На поминки приходили близкие: женщины в черном, с узелками снеди и букетиками цветов — они переступали порог, как скорбные тени, и беззвучно плакали; мужчины, одетые по-праздничному, с бутылками вина — эти чувствовали себя неловко: смущенно здоровались и молча шли двором к дому. К этому времени оживление Ионы уже проходило; лицо ее было напряженное, глаза красные, опухшие от слез, губы дрожали. Время от времени она приближалась к портрету сына и слабым голосом произносила: «Вот и гости к тебе пришли!»

За столом кадили и плакали, наливали в рюмки и плакали, ели и плакали. «Разве так полагалось бы?» — вздохнет кто-нибудь, отливая из рюмки на пол — для усопшего.

Пробуют приготовленное хозяйкой, обмениваются бутылями с вином и все говорят о покойном: какой он был, каким его во сне видели. А Ионе только бы о сыне и слушать, только бы о нем и говорить.

— Как идут они по улице, — говорит одна из женщин и кивает головой на Назаровых, — вздохи вслед им слышатся…

— Нет тяжеле доли человеческой, — подхватывает другая.

— Чтоб ему, этому господу… — ропщет первая. — Одни горести ниспосылает людям.

Отведав богатого угощения и перепробовав все вино, гости начинают чувствовать себя свободнее, завязывается оживленный разговор: о виноградниках — что зацвели, пустили усики… а потом что-то сушить их стало; о хлебах — что пожелтели, налили крупное зерно на летнем солнышке… но где-то их побило градом; о свиньях — что подешевели, что не хватает для них корма и некоторые режут новорожденных поросят…

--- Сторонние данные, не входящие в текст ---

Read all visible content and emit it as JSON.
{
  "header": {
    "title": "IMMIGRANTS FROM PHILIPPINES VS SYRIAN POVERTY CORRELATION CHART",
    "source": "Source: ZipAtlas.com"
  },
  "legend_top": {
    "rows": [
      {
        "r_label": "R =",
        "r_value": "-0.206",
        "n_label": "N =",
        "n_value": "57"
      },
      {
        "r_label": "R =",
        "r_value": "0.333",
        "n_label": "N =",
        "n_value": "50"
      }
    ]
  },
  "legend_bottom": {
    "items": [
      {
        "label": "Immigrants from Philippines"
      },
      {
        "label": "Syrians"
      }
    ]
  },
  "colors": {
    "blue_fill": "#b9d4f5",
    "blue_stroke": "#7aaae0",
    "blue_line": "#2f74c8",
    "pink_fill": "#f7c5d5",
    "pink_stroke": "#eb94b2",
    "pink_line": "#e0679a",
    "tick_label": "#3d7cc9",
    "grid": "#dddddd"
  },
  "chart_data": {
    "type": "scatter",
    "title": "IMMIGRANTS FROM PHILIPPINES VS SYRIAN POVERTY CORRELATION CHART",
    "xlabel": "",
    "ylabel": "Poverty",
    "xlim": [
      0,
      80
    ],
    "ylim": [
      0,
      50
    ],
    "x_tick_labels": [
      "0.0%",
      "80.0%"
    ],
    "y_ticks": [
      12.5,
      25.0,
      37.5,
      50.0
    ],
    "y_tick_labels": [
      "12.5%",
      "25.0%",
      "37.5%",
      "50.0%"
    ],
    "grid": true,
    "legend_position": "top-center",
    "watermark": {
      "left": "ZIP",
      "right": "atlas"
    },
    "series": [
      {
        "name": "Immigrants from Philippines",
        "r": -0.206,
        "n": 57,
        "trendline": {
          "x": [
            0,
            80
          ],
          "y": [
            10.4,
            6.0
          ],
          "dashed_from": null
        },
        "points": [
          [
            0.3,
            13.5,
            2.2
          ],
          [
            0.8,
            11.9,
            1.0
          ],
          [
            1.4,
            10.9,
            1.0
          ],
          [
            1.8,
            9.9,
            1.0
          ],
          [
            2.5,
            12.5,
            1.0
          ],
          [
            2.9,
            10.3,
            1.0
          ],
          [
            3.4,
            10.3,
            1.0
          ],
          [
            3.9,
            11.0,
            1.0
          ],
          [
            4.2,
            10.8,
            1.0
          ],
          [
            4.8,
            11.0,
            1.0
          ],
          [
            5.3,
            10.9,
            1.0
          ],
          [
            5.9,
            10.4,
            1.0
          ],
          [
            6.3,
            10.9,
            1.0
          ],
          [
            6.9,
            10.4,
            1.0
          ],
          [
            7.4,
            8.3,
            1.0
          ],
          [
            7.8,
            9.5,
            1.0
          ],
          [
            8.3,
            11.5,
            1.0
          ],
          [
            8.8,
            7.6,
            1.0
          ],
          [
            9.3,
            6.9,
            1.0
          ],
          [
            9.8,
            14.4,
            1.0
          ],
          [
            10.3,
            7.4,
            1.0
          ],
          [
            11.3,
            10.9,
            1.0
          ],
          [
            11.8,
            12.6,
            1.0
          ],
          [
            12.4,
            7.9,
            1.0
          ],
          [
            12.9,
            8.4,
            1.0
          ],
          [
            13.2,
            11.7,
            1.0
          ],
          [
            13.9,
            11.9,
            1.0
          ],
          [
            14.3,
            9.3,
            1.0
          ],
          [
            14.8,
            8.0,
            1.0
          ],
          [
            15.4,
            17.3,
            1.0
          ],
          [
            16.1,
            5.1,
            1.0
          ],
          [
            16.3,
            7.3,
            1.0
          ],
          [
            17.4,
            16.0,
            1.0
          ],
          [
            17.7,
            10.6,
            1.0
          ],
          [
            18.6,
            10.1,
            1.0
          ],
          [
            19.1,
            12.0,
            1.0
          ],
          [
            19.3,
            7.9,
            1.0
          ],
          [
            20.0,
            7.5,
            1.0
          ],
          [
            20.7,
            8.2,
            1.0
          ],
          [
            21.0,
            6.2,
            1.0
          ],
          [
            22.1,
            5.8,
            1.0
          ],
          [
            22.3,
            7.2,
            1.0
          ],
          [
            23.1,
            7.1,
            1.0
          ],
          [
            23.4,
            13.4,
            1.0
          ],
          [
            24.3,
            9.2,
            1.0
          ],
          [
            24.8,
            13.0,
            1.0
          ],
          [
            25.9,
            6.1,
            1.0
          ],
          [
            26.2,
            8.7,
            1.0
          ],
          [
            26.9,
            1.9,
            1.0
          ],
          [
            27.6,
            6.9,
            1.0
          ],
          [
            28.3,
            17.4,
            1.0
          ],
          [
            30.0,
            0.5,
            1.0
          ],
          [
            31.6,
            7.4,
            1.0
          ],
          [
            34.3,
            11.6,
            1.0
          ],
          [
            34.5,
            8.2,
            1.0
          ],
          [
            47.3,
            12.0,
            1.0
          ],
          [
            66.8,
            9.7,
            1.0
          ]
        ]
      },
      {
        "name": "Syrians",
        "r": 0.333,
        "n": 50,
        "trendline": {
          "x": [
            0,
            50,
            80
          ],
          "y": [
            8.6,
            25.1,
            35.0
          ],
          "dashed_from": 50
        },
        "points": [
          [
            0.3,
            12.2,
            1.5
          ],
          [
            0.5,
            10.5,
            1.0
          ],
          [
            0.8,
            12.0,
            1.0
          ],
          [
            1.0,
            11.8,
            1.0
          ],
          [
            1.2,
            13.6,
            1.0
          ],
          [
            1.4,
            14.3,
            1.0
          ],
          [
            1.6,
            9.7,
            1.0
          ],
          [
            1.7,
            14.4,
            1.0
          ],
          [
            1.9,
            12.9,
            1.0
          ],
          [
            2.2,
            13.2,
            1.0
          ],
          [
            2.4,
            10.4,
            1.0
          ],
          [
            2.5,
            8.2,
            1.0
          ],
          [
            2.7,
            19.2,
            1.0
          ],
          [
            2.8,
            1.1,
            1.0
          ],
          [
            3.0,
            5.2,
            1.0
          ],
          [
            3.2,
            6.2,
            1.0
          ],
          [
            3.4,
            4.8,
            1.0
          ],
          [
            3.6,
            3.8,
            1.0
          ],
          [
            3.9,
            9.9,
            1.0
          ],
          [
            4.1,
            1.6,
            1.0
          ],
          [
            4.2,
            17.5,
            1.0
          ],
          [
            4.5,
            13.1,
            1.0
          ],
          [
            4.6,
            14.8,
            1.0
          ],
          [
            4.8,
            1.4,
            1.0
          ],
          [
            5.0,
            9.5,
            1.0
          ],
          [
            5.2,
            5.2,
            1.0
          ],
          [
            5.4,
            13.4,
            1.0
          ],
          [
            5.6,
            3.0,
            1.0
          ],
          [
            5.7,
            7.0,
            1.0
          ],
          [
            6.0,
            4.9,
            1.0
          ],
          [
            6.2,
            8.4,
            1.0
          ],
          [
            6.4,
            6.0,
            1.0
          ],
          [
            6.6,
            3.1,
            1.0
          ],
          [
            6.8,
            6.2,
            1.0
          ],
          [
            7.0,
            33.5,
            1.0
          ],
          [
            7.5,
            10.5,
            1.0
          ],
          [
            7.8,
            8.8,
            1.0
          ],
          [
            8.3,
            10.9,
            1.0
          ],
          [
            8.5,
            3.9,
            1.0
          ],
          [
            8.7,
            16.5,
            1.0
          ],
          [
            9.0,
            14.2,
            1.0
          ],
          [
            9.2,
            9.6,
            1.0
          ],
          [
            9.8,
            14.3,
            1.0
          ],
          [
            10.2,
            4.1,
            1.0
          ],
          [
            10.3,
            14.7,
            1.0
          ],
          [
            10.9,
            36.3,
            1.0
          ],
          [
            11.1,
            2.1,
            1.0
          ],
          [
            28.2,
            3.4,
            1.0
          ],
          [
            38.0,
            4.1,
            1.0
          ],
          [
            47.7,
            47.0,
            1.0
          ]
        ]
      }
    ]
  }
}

Иона слушала, и ей становилось страшно.

Встав из-за стола, все отправлялись на кладбище.

Далеко впереди других, как овца с большим колокольцем перед стадом, идет Иона. Она не глядит по сторонам, на чужие ворота, у которых стоят и смотрят люди, не замечает, что движется ей навстречу — человек, телега, собака или стадо. Идет отдельно, глядя под ноги, углубившись в свои мысли; время от времени она шумно вздыхает, и вздох этот жаром вырывается из ее уст. Если кто-нибудь поспешит, догонит ее, чтобы что-то сказать, она, не глядя, повернет на ходу голову, выслушает и ответит тихим, расстроенным, дрожащим голосом, не договаривая слова, — в груди ее мука, что копилась всю ночь.

Но вот и зеленое чистое поле, посеребренное студеной росой, словно сверкающее мириадами слез. Вот и кладбище, обнесенное старой, замшелой каменной оградой. В самом его начале чернеет свежая могила — огромная, неосевшая, словно под ней еще теплится жизнь.

Все молча окружают могилу, жгут свечи, льют воду.

— Не хочется тебе водицы-то, — вздыхает одна из женщин, выливая воду.

— Видели, видели, как потянул! — суеверно говорит другая, выронив из рук конфету, которую она собиралась положить в изголовье покойного.

— Цветы, они и в радости и в горе, — вздыхает, украшая крест, третья.

По потрескавшейся бурой могиле ползут букашки — переберутся через комочек и скроются в какой-нибудь трещине. Никто их не трогает — они священны, они живут здесь, «у него»…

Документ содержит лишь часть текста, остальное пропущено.